この時期には、ブラックマーケットや怪しげな卸売業者を通じて半導体を入手した日本企業が多かった。もちろんその多くは怪しげなものだった。そこで各社はサンプルを取り寄せ、X線試験をしたり、製造日とロットナンバーを正規メーカーに問い合わせて純正品か確認したりした。

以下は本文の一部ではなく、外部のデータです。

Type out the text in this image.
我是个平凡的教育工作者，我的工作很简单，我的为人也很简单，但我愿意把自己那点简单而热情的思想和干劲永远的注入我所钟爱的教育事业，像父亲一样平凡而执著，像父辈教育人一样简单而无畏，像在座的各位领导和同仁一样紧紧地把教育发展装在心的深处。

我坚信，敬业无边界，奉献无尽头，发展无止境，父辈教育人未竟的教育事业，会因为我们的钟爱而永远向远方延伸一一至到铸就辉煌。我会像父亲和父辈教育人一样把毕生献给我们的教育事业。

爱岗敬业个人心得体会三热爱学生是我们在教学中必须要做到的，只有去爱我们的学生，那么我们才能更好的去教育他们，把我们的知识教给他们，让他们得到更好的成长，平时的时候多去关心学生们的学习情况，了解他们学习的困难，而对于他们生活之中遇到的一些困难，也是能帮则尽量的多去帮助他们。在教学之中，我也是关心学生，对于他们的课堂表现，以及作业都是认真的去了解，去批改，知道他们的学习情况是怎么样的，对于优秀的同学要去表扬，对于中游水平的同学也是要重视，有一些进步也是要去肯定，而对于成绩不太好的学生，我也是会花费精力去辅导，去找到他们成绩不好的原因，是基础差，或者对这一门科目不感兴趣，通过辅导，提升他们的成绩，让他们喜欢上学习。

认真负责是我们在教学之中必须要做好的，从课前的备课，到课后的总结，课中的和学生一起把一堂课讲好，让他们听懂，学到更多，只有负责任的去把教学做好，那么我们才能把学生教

「あまりに半導体が足りなくて、どんなブラックマーケットにも探しに行きました。よくわからない企業がもっている場合がある。切羽詰まっているので、見つけたら、とりあえず購入するんです。たとえば半導体A社のマレーシア工場で生産されたロットナンバーXXXの半導体が見つかったと。購入して日本に取り寄せて、そのA社にそのロットナンバーXXXは正規品なのかを聞いていました。すると、『そもそも私たちにはマレーシア工場なんかないですよ』って言われて苦笑しましたね」
それだけ混乱が続いていたのだ。
続けて、産業機器関連企業の役員が教えてくれた。
「3年間ほど混乱していたので、偽物を見抜く力がつきましたよ(笑)。半導体を梱包する段ボールに貼られたバーコードが黒マジックで塗りつぶされている流通品が純正品だといわれた。なぜならそれはメーカーから横流しされているから出元がわからないようにする。ただ偽物は、パッケージも偽造するから黒マジックのような変な工夫はしない」
そのような力を習得してしまうほど、苦労の連続だったわけだ。
とはいえ、日本には外資系半導体メーカーの日本拠点がある。日本拠点は役に立たないのか。多くの場合、日本拠点は本国のセールス・サポートの位置付けだ。本国の生産管理部門に口出しできる権限をもたない日本拠点が多い。少なくとも口出しをすると日本拠点長がレイオフされる現実がある。これまで、買い手である日本企業側に肩入れしてくれる“優秀な”日本拠点長ほどすぐ消えると多くの人から聞かされた。
あるサプライチェーンのマネージャーは呆れたように話す。
「外資系の日本支店や拠点がありますよね。彼らは米国本社から売上をコミットさせられている。でも、それだけなんです。米国本社が生産とか割り振りを決めていて『日本の顧客から納期を催促されているから急げ』と強く言えない。売上目標が高いから受注はどんどん獲得する。でも納入できない。これは『納める納める詐欺』ですよ」
これは日本拠点が本国に英語でタフな交渉ができない構造上の問題だ。あくまで米国本社からすれば東アジアの一国、一企業。そこを優先させたいインセンティブは存在しない。